Born in a small town in New Hampshire, Eggers is known for his accurate renderings of bygone eras. His love of historical detail, he says, dates back to his childhood days, when he hoarded costumes and swords and “quite a lot of books” in his room. Nothing is left to chance in his films. It starts with the historic wool fabrics, the way the houses are built and the dim light. And continues with the shields, hounds and ancient musical instruments. Eggers loves to indulge in such details and subtleties. Otherwise rather reserved, his sentences become fast and exuberant when he talks about it. For his film he consulted historians and archaeologists. The result is probably the most realistic Viking film ever made. That’s why, Eggers jokes, the cast was so crucial: “Viking clothes and haircuts were really far from cool and sexy.
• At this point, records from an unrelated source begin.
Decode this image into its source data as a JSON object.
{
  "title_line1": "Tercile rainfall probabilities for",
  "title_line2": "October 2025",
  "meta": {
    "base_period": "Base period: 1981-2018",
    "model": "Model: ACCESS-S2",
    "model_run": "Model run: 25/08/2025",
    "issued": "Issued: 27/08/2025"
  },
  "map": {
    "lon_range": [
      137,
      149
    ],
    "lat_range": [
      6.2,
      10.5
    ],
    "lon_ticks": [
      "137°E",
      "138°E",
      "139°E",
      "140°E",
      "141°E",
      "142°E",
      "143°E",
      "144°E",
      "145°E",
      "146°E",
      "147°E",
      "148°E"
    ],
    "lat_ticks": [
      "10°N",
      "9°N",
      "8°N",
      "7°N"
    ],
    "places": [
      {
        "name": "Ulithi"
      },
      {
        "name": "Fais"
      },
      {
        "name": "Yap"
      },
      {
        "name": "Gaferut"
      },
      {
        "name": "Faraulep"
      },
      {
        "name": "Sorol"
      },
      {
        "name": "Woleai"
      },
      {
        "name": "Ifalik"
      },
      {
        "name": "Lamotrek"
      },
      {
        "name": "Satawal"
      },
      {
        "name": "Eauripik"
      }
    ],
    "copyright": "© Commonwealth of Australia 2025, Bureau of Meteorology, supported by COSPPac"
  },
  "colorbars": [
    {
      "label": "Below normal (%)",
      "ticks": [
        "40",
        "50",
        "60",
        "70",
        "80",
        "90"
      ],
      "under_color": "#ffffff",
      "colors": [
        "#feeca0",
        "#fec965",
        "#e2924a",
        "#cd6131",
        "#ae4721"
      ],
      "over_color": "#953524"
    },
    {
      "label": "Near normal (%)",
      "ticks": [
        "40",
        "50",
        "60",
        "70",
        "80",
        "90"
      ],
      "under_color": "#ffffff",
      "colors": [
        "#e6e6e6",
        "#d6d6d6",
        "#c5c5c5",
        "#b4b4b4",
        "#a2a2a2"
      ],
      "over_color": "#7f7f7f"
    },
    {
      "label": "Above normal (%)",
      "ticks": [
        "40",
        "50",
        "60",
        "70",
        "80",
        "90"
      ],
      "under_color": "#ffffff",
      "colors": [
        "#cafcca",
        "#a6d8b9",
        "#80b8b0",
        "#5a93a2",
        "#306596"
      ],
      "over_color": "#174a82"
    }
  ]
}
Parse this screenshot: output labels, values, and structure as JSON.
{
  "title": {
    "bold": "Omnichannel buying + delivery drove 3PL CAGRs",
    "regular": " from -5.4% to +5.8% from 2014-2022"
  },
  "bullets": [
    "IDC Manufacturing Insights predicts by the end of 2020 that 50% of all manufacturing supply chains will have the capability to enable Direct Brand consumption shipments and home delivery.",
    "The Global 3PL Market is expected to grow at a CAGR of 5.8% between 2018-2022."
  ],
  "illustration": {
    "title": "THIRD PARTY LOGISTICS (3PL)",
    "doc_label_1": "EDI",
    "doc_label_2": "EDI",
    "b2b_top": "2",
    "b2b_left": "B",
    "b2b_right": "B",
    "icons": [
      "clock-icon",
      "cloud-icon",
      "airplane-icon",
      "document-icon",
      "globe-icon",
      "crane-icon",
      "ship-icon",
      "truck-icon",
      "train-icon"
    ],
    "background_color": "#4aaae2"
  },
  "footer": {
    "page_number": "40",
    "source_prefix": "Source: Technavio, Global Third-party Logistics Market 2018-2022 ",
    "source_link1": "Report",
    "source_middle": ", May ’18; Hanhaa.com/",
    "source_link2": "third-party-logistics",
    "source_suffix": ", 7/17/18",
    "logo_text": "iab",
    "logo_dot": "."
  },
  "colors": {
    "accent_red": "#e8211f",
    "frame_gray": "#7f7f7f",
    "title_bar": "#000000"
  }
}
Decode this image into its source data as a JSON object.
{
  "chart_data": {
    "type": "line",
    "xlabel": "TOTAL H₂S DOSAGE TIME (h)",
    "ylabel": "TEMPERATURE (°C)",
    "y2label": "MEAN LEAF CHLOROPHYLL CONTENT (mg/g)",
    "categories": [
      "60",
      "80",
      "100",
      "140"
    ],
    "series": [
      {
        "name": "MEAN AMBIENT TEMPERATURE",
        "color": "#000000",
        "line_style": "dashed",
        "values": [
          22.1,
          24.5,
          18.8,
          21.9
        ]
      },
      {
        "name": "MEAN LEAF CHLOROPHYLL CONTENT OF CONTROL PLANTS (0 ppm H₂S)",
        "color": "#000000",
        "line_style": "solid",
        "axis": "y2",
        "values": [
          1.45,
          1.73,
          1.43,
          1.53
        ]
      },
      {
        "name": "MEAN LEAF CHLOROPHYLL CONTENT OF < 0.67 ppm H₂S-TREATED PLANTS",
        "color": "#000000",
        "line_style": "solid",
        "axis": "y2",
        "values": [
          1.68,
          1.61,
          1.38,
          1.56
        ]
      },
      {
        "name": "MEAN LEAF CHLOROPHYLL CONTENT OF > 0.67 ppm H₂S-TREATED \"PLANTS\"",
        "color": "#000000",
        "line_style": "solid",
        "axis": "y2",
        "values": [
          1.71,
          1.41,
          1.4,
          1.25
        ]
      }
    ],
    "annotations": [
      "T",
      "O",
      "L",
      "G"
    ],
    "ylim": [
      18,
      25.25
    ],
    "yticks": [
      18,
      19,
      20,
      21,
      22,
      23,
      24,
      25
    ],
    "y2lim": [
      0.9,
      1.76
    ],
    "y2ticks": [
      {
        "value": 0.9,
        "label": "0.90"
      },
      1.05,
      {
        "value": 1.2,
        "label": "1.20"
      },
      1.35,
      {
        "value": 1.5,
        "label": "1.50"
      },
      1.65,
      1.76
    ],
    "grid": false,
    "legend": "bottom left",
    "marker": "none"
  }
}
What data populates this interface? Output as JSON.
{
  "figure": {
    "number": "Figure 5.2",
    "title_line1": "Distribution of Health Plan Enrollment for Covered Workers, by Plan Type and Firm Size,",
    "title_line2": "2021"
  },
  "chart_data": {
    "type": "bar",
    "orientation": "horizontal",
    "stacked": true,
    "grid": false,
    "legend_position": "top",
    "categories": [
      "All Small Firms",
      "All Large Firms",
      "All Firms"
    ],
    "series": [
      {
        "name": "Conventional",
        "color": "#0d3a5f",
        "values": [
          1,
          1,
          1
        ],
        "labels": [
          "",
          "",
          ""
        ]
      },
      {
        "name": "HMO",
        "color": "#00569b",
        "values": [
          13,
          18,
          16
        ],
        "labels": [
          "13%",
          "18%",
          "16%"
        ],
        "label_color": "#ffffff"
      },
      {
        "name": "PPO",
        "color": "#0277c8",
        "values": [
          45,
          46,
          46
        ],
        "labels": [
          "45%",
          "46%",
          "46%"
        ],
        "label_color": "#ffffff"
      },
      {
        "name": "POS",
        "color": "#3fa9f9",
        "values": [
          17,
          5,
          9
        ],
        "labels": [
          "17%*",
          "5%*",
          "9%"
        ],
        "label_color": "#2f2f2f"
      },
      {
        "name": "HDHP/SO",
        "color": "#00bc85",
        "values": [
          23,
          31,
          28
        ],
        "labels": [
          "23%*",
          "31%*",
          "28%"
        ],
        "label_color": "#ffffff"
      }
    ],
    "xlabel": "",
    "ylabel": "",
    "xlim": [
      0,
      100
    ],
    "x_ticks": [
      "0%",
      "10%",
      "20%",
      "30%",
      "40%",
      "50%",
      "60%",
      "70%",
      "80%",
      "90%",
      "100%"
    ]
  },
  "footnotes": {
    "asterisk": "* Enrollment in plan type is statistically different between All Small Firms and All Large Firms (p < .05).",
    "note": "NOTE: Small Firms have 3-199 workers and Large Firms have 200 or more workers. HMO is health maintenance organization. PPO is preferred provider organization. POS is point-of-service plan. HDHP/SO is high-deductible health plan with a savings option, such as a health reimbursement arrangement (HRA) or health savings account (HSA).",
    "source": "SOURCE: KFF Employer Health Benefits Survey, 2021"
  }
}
Fortunately, Alexander and Anya would even look good if you put them in potato sacks.”

In fact, Robert Eggers has always been “allergic” to anything to do with Vikings. “I liked movies like ‘Conan the Barbarian’ as a kid, but as an adult I was put off by that kind of machismo. And I was skeptical about the far-right hijacking of Norse mythology.” That changed when he traveled to Iceland with his wife in 2016. “It blew my mind. Those landscapes. Like another world. Ancient and sublime. As if the story hadn’t started here.” He began to concern himself with culture. Things picked up speed when his leading actor, Alexander Skarsgård, told him that he had been trying and failing to make a Viking film for years. The screenplay was created together with the Icelandic author Sjón Sigurðsson. “I needed someone who would grow up surrounded by all the supernatural things – the earth spirits, elves and mythical lore – that Icelanders believe in. Sjón was my arbiter when it came to whether anything was Icelandic enough.”

He has a “strong affinity for the past,” says Robert Eggers about himself. “What I like about these past cultures is that the world of myth and reality are often one and the same. There are no borders.” So it’s rather unlikely that one of his films will ever take place in the present? “I think it would kind of break my heart to have smartphones and computers in my films.”

It is fitting that Eggers wants to remake Friedrich Wilhelm Murnau’s silent film classic “Nosferatu” with Willem Dafoe as his next project. The film recently turned 100 years old. For someone like Eggers, probably just past enough.